Seven Boeing 777Fs ordered last month

Boeing 777F

Photo: Boeing Media Library

The air cargo market should be prepared for future capacity constraints as both production freighters and aircraft feedstock for conversions are scarce.

Is FedEx the proverbial canary in a coalmine? In its fiscal fourth quarter the integrator retired 12 freighters, including three MD-11s. Earlier this year management had decided to push back the retirement of its MD-11 fleet, citing strong demand. 

E-commerce was lifting airfreight to new heights, but the end of the de minimis exemption for US e-commerce imports from China triggered cancellations of dozens of cargo charters in that lane.

China-US e-commerce traffic cratered, but this did not bring down the market; the apocalypse for freighters did not materialise.
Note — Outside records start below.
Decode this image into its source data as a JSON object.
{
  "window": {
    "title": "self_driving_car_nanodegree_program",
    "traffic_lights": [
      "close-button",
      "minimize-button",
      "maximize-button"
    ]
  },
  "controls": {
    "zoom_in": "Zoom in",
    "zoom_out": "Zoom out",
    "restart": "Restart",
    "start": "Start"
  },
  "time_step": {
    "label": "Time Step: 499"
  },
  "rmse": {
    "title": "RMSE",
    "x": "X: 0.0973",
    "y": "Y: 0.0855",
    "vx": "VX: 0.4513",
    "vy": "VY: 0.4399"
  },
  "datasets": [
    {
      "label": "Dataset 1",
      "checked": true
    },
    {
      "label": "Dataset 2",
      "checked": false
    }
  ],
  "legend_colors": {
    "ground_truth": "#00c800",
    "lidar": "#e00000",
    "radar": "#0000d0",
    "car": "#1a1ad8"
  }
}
Instead, e-commerce shippers pivoted to other markets and routings. 

Predictions of a freighter glut sound wildly off the mark today. Recently Atlas Air chief executive Michael Steen warned of a looming shortage of large widebody freighters for the next ten years or more.

A large contingent of today’s fleet is headed for retirement, and output of new freighters is in slow gear, threatening a scenario where retirement of widebody cargo planes outruns fleet replenishment. 

With no more Boeing 747s being produced, the future in the large widebody segment is all about Boeing 777 and Airbus A350 freighters. However, production of the 777-200F is set to end in 2027 – before the 777-8F and the A350F will enter the market. 

That leaves 777 conversions to bridge the gap. As of today, none of these programmes have obtained certification, though, notwithstanding a string of frothy predictions of their imminent breakthrough.

If anything, the past few years have produced an increasingly sharper picture of large widebody conversions as well as output of production freighters continuing to recede into the future. 

Certification of conversion programmes will likely prove a minor problem compared to the availability of feedstock. Robust demand in the passenger sector has prompted airlines to hang on to their ageing 777s well beyond their anticipated retirement horizon.

Moreover, the costs don’t add up at present feedstock prices. According to IBA, a converted 777-300ERSF in half-life condition likely goes for $75–80m (with costs closer to $100m if the engines need work).  

Steen draws a concerning picture. “We are going to be capacity-constrained well towards the 2040s, and there is structurally no way around it from a capacity perspective,” he recently commented. 

And then there is the small matter of the people needed for freighter operations. According to CAE’s latest Aviation Talent Forecast, between now and 2034 the industry will need 1.5m new civil aviation professionals, including 300,000 pilots and 416,000 maintenance technicians.